Over the same period, renters increased from 23 per cent to 32 per cent – a figure Gilberd said was set to keep rising if the housing system was not unblocked.
Sisters Awhi and Amba Te Ngoungou have escaped the rental trap and are into their first home in Stokes Valley, Lower Hutt. Both agree home ownership benefits family and wider society.
Awhi bought the house backed by the KiwiSaver first-home buyer scheme, and hopes to make it a family home and intergenerational asset.
The plan is for Amba and her two young children to eventually become trustees.
“We’re happier here, and the kids are warmer and it’s a stable environment. We’re investing in our dream,” Amba said.
“With lots of prayer and hope and faith, we got there in the end.
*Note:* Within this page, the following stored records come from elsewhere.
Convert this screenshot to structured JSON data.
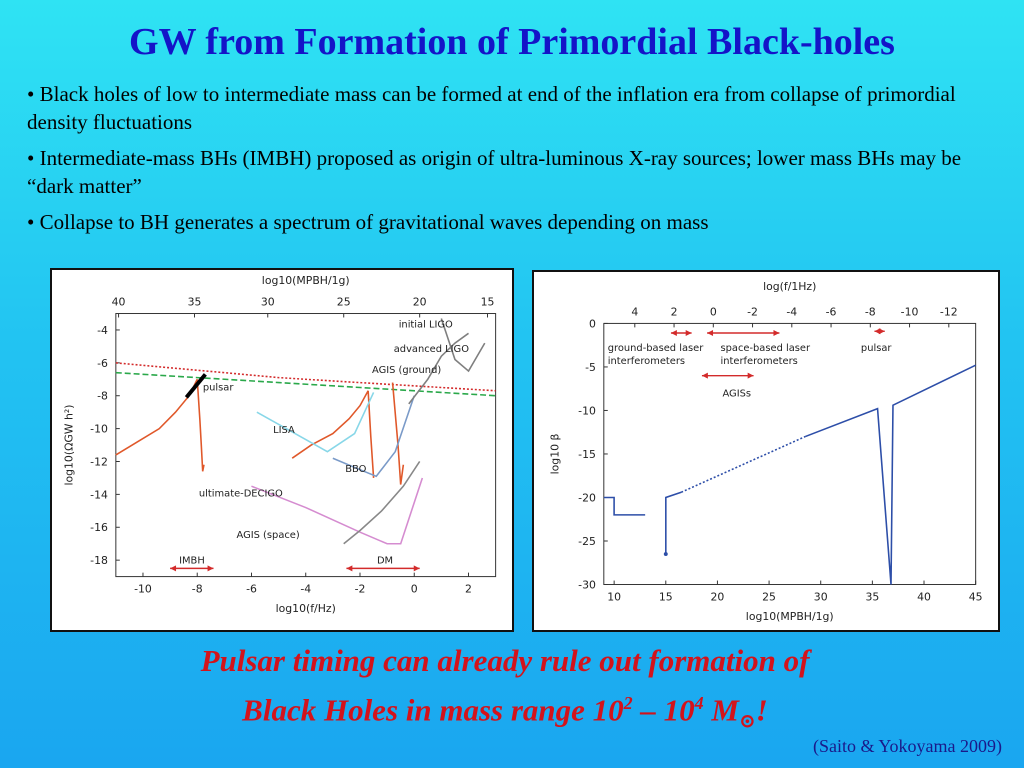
{
  "slide": {
    "title": "GW from Formation of Primordial Black-holes",
    "bullets": [
      "• Black holes of low to intermediate mass can be formed at end of the inflation era from  collapse of primordial density fluctuations",
      "• Intermediate-mass BHs (IMBH) proposed as origin of ultra-luminous X-ray sources; lower mass BHs may be “dark matter”",
      "• Collapse to BH generates a spectrum of gravitational waves depending on mass"
    ],
    "conclusion_line1": "Pulsar timing can already rule out formation of",
    "conclusion_line2_pre": "Black Holes in mass range 10",
    "conclusion_exp1": "2",
    "conclusion_mid": " – 10",
    "conclusion_exp2": "4",
    "conclusion_unit": " M",
    "conclusion_sun": "⊙",
    "conclusion_end": "!",
    "citation": "(Saito & Yokoyama 2009)"
  },
  "chart_data": [
    {
      "type": "line",
      "ylabel": "log10(ΩGW h²)",
      "xlabel": "log10(f/Hz)",
      "top_axis_label": "log10(MPBH/1g)",
      "xlim": [
        -11,
        3
      ],
      "ylim": [
        -19,
        -3
      ],
      "x_ticks": [
        -10,
        -8,
        -6,
        -4,
        -2,
        0,
        2
      ],
      "y_ticks": [
        -4,
        -6,
        -8,
        -10,
        -12,
        -14,
        -16,
        -18
      ],
      "top_ticks": [
        40,
        35,
        30,
        25,
        20,
        15
      ],
      "top_tick_positions_x": [
        -10.9,
        -8.1,
        -5.4,
        -2.6,
        0.2,
        2.7
      ],
      "annotations": {
        "initial_ligo": "initial LIGO",
        "advanced_ligo": "advanced LIGO",
        "agis_ground": "AGIS (ground)",
        "pulsar": "pulsar",
        "lisa": "LISA",
        "bbo": "BBO",
        "ultimate_decigo": "ultimate-DECIGO",
        "agis_space": "AGIS (space)",
        "imbh": "IMBH",
        "dm": "DM"
      },
      "series": [
        {
          "color": "#d32b2b",
          "dash": "2,2",
          "x": [
            -11,
            -9,
            -7,
            -5,
            -3,
            -1,
            1,
            3
          ],
          "y": [
            -6.0,
            -6.3,
            -6.6,
            -6.9,
            -7.1,
            -7.3,
            -7.5,
            -7.7
          ]
        },
        {
          "color": "#2aa84a",
          "dash": "6,3",
          "x": [
            -11,
            -8,
            -5,
            -2,
            1,
            3
          ],
          "y": [
            -6.6,
            -6.9,
            -7.2,
            -7.5,
            -7.8,
            -8.0
          ]
        },
        {
          "color": "#e0582a",
          "x": [
            -11,
            -10.2,
            -9.4,
            -8.8,
            -8.3,
            -8.0
          ],
          "y": [
            -11.6,
            -10.8,
            -10.0,
            -9.0,
            -8.0,
            -7.0
          ]
        },
        {
          "color": "#e0582a",
          "x": [
            -8.0,
            -7.9,
            -7.85,
            -7.8,
            -7.75
          ],
          "y": [
            -7.0,
            -9.5,
            -11.0,
            -12.6,
            -12.2
          ]
        },
        {
          "color": "#e0582a",
          "x": [
            -4.5,
            -3.8,
            -3.0,
            -2.4,
            -2.0,
            -1.7
          ],
          "y": [
            -11.8,
            -11.0,
            -10.3,
            -9.4,
            -8.6,
            -7.7
          ]
        },
        {
          "color": "#e0582a",
          "x": [
            -1.7,
            -1.6,
            -1.5
          ],
          "y": [
            -7.7,
            -10.5,
            -13.0
          ]
        },
        {
          "color": "#e0582a",
          "x": [
            -0.8,
            -0.6,
            -0.5,
            -0.4
          ],
          "y": [
            -7.2,
            -11.0,
            -13.4,
            -12.2
          ]
        },
        {
          "color": "#88d7e8",
          "x": [
            -5.8,
            -4.5,
            -3.2,
            -2.2,
            -1.5
          ],
          "y": [
            -9.0,
            -10.2,
            -11.4,
            -10.3,
            -7.8
          ]
        },
        {
          "color": "#7a9ac8",
          "x": [
            -3.0,
            -2.0,
            -1.4,
            -0.7,
            0.0
          ],
          "y": [
            -11.8,
            -12.5,
            -12.9,
            -11.4,
            -8.0
          ]
        },
        {
          "color": "#d58cd0",
          "x": [
            -6.0,
            -4.0,
            -2.0,
            -1.0,
            -0.5,
            0.3
          ],
          "y": [
            -13.5,
            -14.8,
            -16.3,
            -17.0,
            -17.0,
            -13.0
          ]
        },
        {
          "color": "#888888",
          "x": [
            -2.6,
            -2.0,
            -1.2,
            -0.4,
            0.2
          ],
          "y": [
            -17.0,
            -16.2,
            -15.0,
            -13.5,
            -12.0
          ]
        },
        {
          "color": "#7f7f7f",
          "x": [
            -0.2,
            0.5,
            1.0,
            1.5,
            2.0
          ],
          "y": [
            -8.5,
            -7.0,
            -5.6,
            -4.8,
            -4.2
          ]
        },
        {
          "color": "#7f7f7f",
          "x": [
            1.0,
            1.5,
            2.0,
            2.6
          ],
          "y": [
            -3.3,
            -5.8,
            -6.5,
            -4.8
          ]
        }
      ],
      "markers": {
        "pulsar_bar": {
          "x": [
            -8.4,
            -7.7
          ],
          "y": [
            -8.1,
            -6.7
          ]
        },
        "imbh_arrow": {
          "x": [
            -9.0,
            -7.4
          ],
          "y": [
            -18.5,
            -18.5
          ]
        },
        "dm_arrow": {
          "x": [
            -2.5,
            0.2
          ],
          "y": [
            -18.5,
            -18.5
          ]
        }
      }
    },
    {
      "type": "line",
      "ylabel": "log10 β",
      "xlabel": "log10(MPBH/1g)",
      "top_axis_label": "log(f/1Hz)",
      "xlim": [
        9,
        45
      ],
      "ylim": [
        -30,
        0
      ],
      "x_ticks": [
        10,
        15,
        20,
        25,
        30,
        35,
        40,
        45
      ],
      "y_ticks": [
        0,
        -5,
        -10,
        -15,
        -20,
        -25,
        -30
      ],
      "top_ticks": [
        4,
        2,
        0,
        -2,
        -4,
        -6,
        -8,
        -10,
        -12
      ],
      "top_tick_positions_x": [
        12.0,
        15.8,
        19.6,
        23.4,
        27.2,
        31.0,
        34.8,
        38.6,
        42.4
      ],
      "annotations": {
        "ground": "ground-based laser interferometers",
        "ground_l1": "ground-based laser",
        "ground_l2": "interferometers",
        "space_l1": "space-based laser",
        "space_l2": "interferometers",
        "pulsar": "pulsar",
        "agis": "AGISs"
      },
      "series": [
        {
          "color": "#2d4ea8",
          "x": [
            9,
            10,
            10,
            13
          ],
          "y": [
            -20,
            -20,
            -22,
            -22
          ]
        },
        {
          "color": "#2d4ea8",
          "x": [
            15,
            15,
            16.5
          ],
          "y": [
            -26.5,
            -20,
            -19.4
          ]
        },
        {
          "color": "#2d4ea8",
          "dash": "2,2",
          "x": [
            16.5,
            28.5
          ],
          "y": [
            -19.4,
            -13.0
          ]
        },
        {
          "color": "#2d4ea8",
          "x": [
            28.5,
            35.5,
            36.8,
            37.0,
            45
          ],
          "y": [
            -13.0,
            -9.8,
            -30.0,
            -9.4,
            -4.8
          ]
        }
      ],
      "arrows": {
        "ground": {
          "x": [
            15.5,
            17.5
          ],
          "y": [
            -1.1,
            -1.1
          ]
        },
        "space": {
          "x": [
            19.0,
            26.0
          ],
          "y": [
            -1.1,
            -1.1
          ]
        },
        "pulsar": {
          "x": [
            35.2,
            36.2
          ],
          "y": [
            -0.9,
            -0.9
          ]
        },
        "agis": {
          "x": [
            18.5,
            23.5
          ],
          "y": [
            -6.0,
            -6.0
          ]
        }
      }
    }
  ]
}
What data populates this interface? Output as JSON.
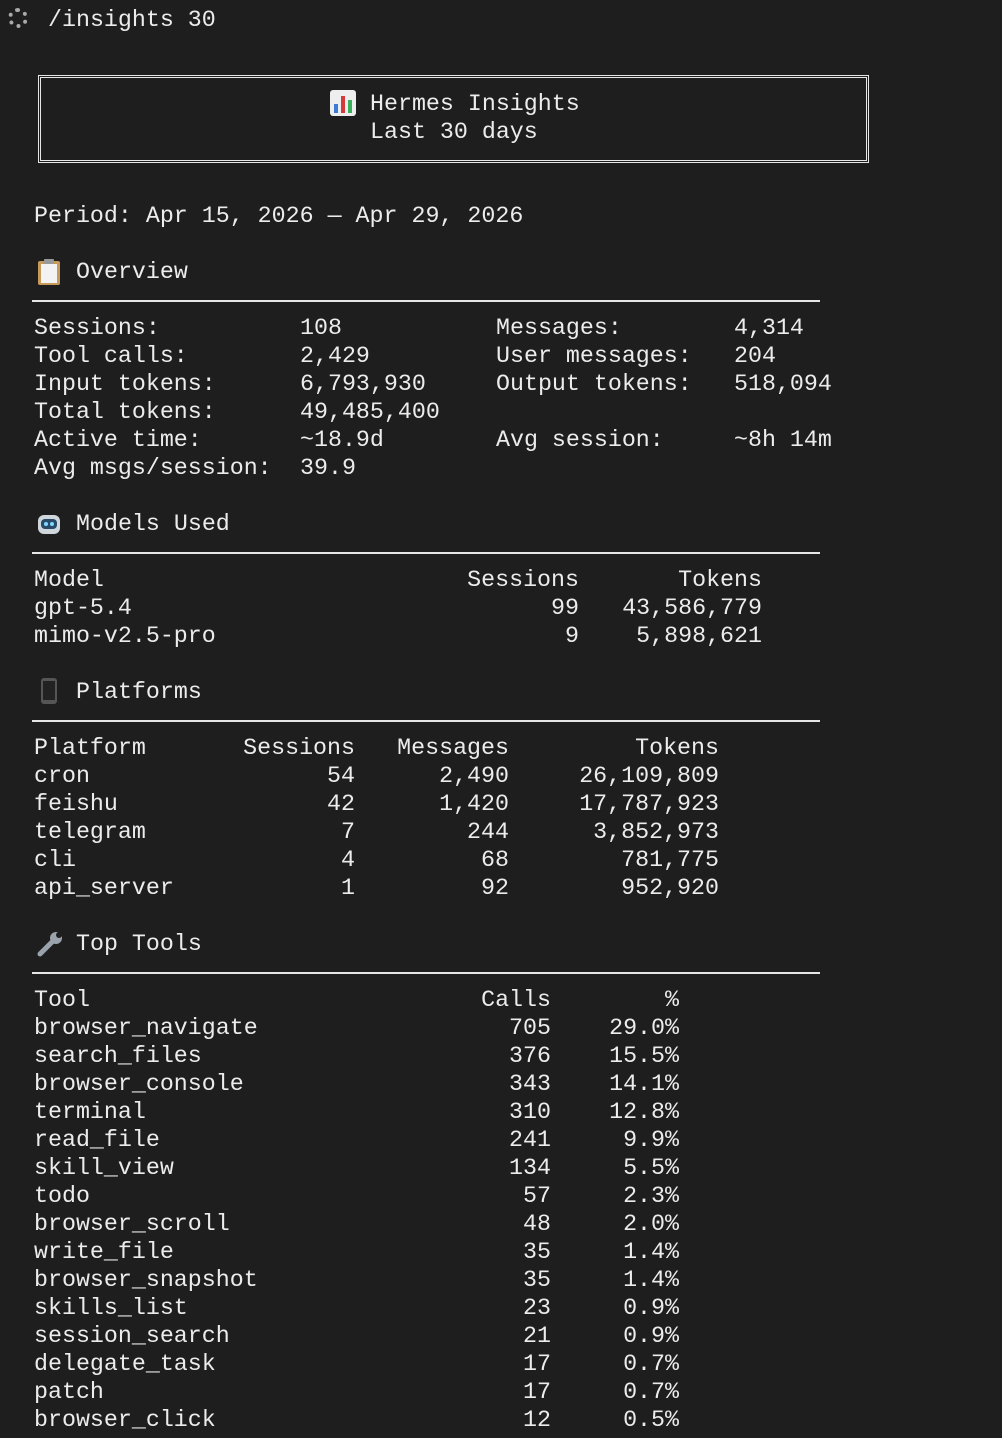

It’s been a blessing,” Awhi said.
Charles Waldegrave, who leads the Family Centre social policy research unit, said the research was done to give the Government solid evidence to drive housing policy based on tenure and ownership.
On the back of the soaring house prices and climbing rents, one International Monetary Fund (IMF) survey showed New Zealand had the second highest growth in houses prices in 2015, and the highest jumps – relative to income – of any country.
Waldegrave said the IMF survey showed the situation was grave, but was being dealt with from a policy perspective that looked to the market, business and developers for solutions, rather than a social housing and home ownership angle.
Children in low-quality rentals were growing up under massive stress and insecurity, which could affect brain development, while future generations would not own their own homes as they aged.
“These are really serious problems that will create massive poverty in the future if we don’t do something about it now,” Waldegrave said.